I have the following question:
I'm a bit confused as to why the expected time would not contain a "+a" term. The way I did it was to first calculate the expected number of customers (Y) to arrive: $$E[Y]= (1 + E[Y])(1 - e^{-\lambda a})$$ So we get that the expected number of customers is $e^{\lambda a} -1$. Then, we can just multiply by the expected time for each customer to arrive, and then add $a$ since the shop will be kept open for $a$ time after the last customer.
Where's the flaw in my reasoning here?
Your approach doesn’t work because the customers that do arrive take less than average time to arrive; their mean arrival time is just
\begin{eqnarray} \frac{\int_0^at\mathrm e^{-\lambda t}\mathrm dt}{\int_0^a\mathrm e^{-\lambda t}\mathrm dt} &=& \frac1\lambda\cdot\frac{1-\mathrm e^{-\lambda a}(1+\lambda a)}{1-\mathrm e^{-\lambda a}} \\ &=& \frac1\lambda-\frac a{\mathrm e^{\lambda a}-1}\;. \end{eqnarray}
The second term cancels the term that you were missing.

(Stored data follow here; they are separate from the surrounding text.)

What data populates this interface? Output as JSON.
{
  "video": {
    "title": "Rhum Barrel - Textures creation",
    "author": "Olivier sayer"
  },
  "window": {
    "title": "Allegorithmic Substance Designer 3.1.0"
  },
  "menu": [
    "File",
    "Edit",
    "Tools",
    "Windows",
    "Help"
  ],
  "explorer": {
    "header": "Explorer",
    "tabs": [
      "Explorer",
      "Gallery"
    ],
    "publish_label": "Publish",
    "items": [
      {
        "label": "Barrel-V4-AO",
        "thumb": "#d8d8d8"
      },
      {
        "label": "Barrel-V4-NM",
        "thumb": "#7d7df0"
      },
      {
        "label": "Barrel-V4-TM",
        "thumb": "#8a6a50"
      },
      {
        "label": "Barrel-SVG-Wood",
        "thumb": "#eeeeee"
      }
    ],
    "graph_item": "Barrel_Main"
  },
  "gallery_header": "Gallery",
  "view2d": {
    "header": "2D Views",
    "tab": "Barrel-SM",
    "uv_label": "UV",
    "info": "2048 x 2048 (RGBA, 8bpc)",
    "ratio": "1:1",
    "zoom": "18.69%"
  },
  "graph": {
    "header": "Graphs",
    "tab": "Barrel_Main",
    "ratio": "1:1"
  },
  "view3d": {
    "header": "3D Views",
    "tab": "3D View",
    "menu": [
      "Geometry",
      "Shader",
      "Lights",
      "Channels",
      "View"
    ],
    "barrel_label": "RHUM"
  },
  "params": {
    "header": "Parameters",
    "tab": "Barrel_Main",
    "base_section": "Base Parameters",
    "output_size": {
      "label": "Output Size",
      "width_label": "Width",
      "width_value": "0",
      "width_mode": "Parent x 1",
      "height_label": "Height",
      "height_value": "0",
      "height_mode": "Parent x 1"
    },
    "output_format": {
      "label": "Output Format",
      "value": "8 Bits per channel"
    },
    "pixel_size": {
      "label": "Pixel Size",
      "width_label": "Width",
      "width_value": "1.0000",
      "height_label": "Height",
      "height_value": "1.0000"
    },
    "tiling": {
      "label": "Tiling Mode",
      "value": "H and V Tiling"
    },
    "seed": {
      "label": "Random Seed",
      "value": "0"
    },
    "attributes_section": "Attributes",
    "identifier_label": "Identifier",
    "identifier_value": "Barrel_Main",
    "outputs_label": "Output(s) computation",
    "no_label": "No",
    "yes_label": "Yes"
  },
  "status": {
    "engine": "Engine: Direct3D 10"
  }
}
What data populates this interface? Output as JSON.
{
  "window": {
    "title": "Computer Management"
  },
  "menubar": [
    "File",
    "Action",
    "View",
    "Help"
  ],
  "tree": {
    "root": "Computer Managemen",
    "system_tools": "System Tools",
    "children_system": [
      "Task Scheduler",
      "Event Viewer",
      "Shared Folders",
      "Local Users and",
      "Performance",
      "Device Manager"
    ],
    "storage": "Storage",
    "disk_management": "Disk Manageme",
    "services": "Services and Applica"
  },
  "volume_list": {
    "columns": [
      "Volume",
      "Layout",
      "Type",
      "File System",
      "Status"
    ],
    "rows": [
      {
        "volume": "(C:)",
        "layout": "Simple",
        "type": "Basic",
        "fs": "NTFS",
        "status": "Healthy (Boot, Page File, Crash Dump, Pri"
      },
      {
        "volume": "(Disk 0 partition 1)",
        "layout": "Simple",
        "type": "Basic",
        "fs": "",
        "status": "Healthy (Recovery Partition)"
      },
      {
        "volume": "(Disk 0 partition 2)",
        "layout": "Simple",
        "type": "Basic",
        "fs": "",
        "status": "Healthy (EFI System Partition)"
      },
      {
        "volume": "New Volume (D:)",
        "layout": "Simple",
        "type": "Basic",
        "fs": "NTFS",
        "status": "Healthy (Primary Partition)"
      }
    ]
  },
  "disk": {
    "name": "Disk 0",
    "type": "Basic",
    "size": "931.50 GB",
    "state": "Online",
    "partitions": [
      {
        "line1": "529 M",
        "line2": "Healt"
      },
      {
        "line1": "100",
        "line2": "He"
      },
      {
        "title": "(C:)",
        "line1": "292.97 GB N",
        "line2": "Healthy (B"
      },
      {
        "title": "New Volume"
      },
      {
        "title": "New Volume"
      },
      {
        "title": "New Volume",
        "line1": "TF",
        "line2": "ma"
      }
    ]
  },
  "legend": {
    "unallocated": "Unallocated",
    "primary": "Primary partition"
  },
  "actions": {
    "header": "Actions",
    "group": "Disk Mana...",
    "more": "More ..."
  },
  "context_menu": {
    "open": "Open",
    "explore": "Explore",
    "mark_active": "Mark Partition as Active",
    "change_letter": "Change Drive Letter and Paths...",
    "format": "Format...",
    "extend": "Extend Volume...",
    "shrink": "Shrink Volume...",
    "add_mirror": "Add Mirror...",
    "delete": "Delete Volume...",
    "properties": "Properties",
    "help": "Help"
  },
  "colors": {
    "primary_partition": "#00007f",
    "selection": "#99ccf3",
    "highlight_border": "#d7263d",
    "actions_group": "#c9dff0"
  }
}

Alternatively, you can do the first-step analysis that you did for the number of customers for the opening time $X$:
\begin{eqnarray} E[X] &=& a\mathrm e^{-\lambda a}+\lambda\int_0^a(t+E[X])\mathrm e^{-\lambda t}\mathrm dt \\ &=& a\mathrm e^{-\lambda a}+\frac1\lambda\left(1-\mathrm e^{-\lambda a}(1+\lambda a)\right)+E[X]\left(1-\mathrm e^{-\lambda a}\right)\;, \end{eqnarray}
and again the term you were missing cancels and the solution is
$$ E[X]=\frac{\mathrm e^{\lambda a}-1}\lambda\;. $$
Another check on the solution is that the limit for $\lambda\to0$ should be $a$, not $2a$.